How Can I Destroy The Planet

Green issues, Global Warming, impending Apocalypse... You can't so much as turn around these days without being reminded of our collective impending doom. So what can YOU do to help speed things up? Enlarge

How Can I Destroy The Planet

Green issues, Global Warming, impending Apocalypse... You can't so much as turn around these days without being reminded of our collective impending doom. So what can YOU do to help speed things up?

Step 1: Chuck it into something nasty

Strap a couple of really powerful rockets to the side of the earth and fire it towards either the sun or a black hole. We'd recommend the sun because the nearest black hole is 1600 light years away, whereas the sun's a mere 8 seconds away at light speed, and even if you miss it then the earth will probably be locked into a suicidally close orbit and fried.

Step 2: Eat it

A more complicated method is to build a Von Neumann machine. This is a thing that creates an exact copy of itself given nothing but the necessary raw materials.
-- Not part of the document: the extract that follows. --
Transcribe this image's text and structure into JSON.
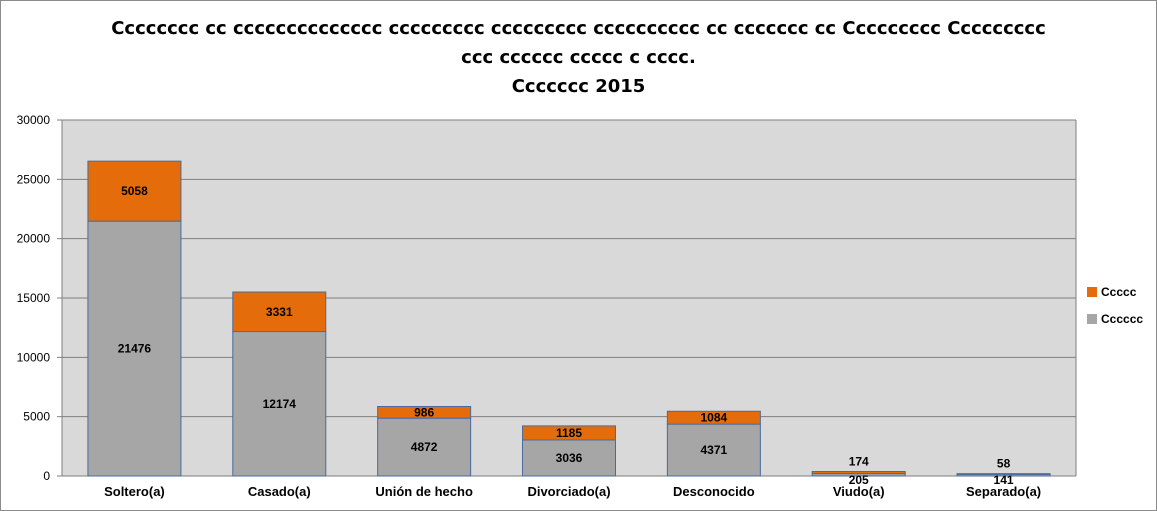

If you can build one that needs iron, magnesium, aluminum and silicon to get started, then all you need to do is set it off on the earth and it'll start reproducing, as those elements make up the majority of our planet's mantle and core. Watch and wait as it creates a second von Neumann machine, then they create two more, then they create four more. Pretty soon there'll be loads of Von Neumann machines and no planet.
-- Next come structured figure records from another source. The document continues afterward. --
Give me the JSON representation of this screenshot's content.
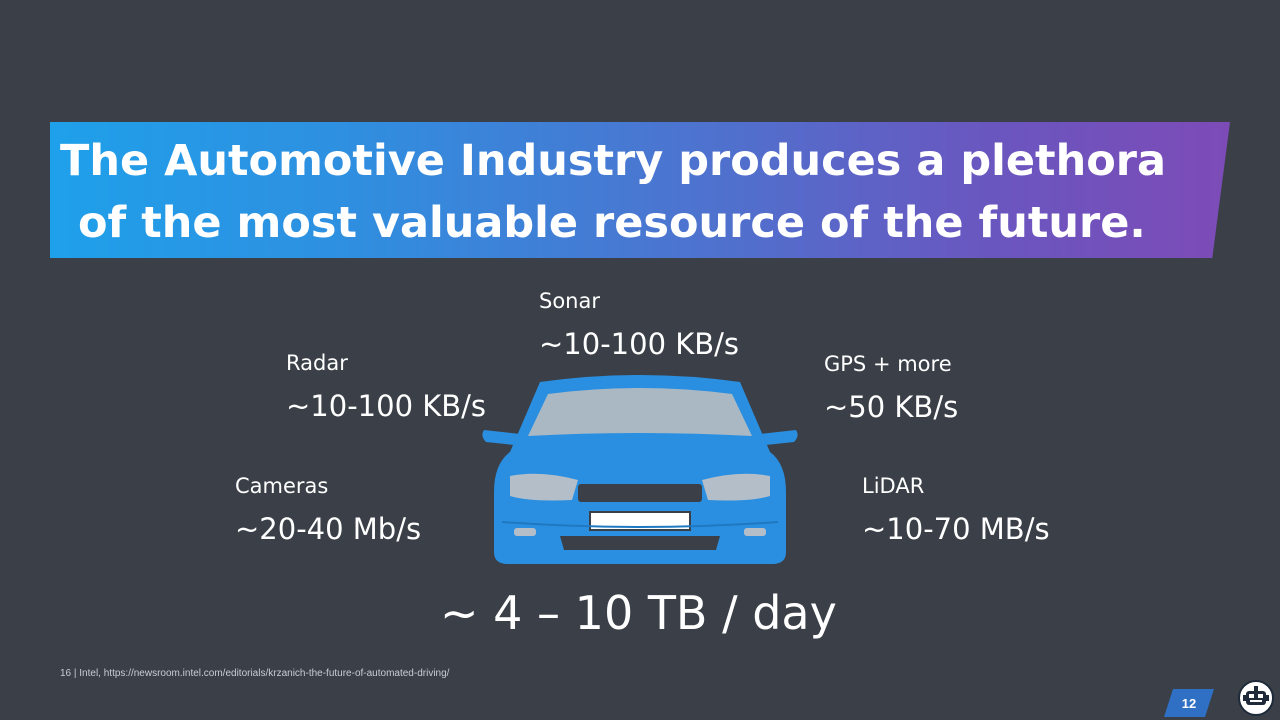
{
  "slide": {
    "title_line1": "The Automotive Industry produces a plethora",
    "title_line2": "of the most valuable resource of the future.",
    "sensors": {
      "sonar": {
        "name": "Sonar",
        "rate": "~10-100 KB/s"
      },
      "radar": {
        "name": "Radar",
        "rate": "~10-100 KB/s"
      },
      "gps": {
        "name": "GPS + more",
        "rate": "~50 KB/s"
      },
      "cameras": {
        "name": "Cameras",
        "rate": "~20-40 Mb/s"
      },
      "lidar": {
        "name": "LiDAR",
        "rate": "~10-70 MB/s"
      }
    },
    "total": "~ 4 – 10 TB / day",
    "footer": "16 | Intel,  https://newsroom.intel.com/editorials/krzanich-the-future-of-automated-driving/",
    "page_number": "12",
    "colors": {
      "background": "#3b4048",
      "banner_start": "#1fa0ea",
      "banner_end": "#7d4bb7",
      "car_body": "#2a8fe0"
    },
    "icons": {
      "car": "car-front-icon",
      "logo": "robot-logo-icon"
    }
  }
}
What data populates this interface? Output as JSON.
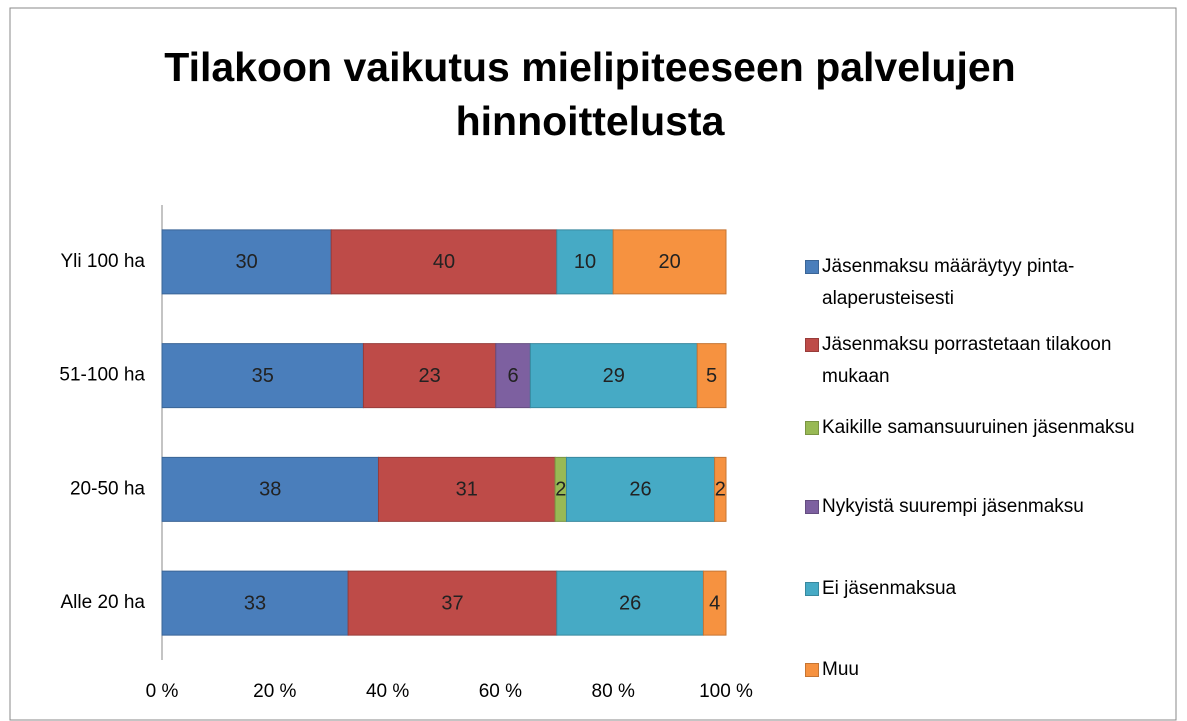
{
  "chart_data": {
    "type": "bar",
    "orientation": "horizontal",
    "stacking": "percent",
    "title": "Tilakoon vaikutus mielipiteeseen palvelujen hinnoittelusta",
    "categories": [
      "Alle 20 ha",
      "20-50 ha",
      "51-100 ha",
      "Yli 100 ha"
    ],
    "series": [
      {
        "name": "Jäsenmaksu määräytyy pinta-alaperusteisesti",
        "color": "#4a7ebb",
        "values": [
          33,
          38,
          35,
          30
        ]
      },
      {
        "name": "Jäsenmaksu porrastetaan tilakoon mukaan",
        "color": "#be4b48",
        "values": [
          37,
          31,
          23,
          40
        ]
      },
      {
        "name": "Kaikille samansuuruinen jäsenmaksu",
        "color": "#98b954",
        "values": [
          null,
          2,
          null,
          null
        ]
      },
      {
        "name": "Nykyistä suurempi jäsenmaksu",
        "color": "#7d60a0",
        "values": [
          null,
          null,
          6,
          null
        ]
      },
      {
        "name": "Ei jäsenmaksua",
        "color": "#46aac5",
        "values": [
          26,
          26,
          29,
          10
        ]
      },
      {
        "name": "Muu",
        "color": "#f69240",
        "values": [
          4,
          2,
          5,
          20
        ]
      }
    ],
    "xlim": [
      0,
      100
    ],
    "xticks": [
      {
        "value": 0,
        "label": "0 %"
      },
      {
        "value": 20,
        "label": "20 %"
      },
      {
        "value": 40,
        "label": "40 %"
      },
      {
        "value": 60,
        "label": "60 %"
      },
      {
        "value": 80,
        "label": "80 %"
      },
      {
        "value": 100,
        "label": "100 %"
      }
    ],
    "legend": "right"
  }
}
Step 3: Smash it into lots of pieces

If you fancy something dramatic, then you could try smashing the Earth to bits with a gigantic hammer. As you're unlikely to find one big enough in your local DIY store you'll need to find a big lump of intergalactic rock. If you can find a way to smash your rock into the earth very fast, like 90% of light speed, you can get away with a something relatively small like a 10 thousand billion ton asteroid. If you're not confident of being able to swing your intergalactic hammer that fast, then you'll need something a bit bigger. Like Mars.

Step 4: Blow it up

The old favourite for evil genius' everywhere. Simply get hold of a load of explosive material and kaboom. Using this formula (E=(3/5)GM^2/R), we know that you'd need a lot (224,000,000,000,000,000,000,000,000,000,000 Joules) of energy to do away with the earth. It takes the sun a week to produce that much, so you need to forget the dynamite and move on to the most explosive substance possible, antimatter. You'll still need about 2.5 trillion tons of the stuff but scientists are beavering away in particle accelerators to make it so shouldn't be long now. Then simply light the blue touch paper and retire a safe distance. Like Betelgeuse.

Step 5: Tear it apart

Theoretically – this is the easiest as the technology is in use now. All you need to do is dig up the Earth, a chunk at a time, stick the bits in the space shuttle and go up for some extra terrestrial fly tipping. The only problem is that the shuttle carries about 2 tons at a time and the earth weighs six sextillion tons. To give you an idea of how much work that is, imagine 1,000 space shuttles taking off every second of every day. It's still going to take 8.3 billion years to get rid of the earth. So you best get started.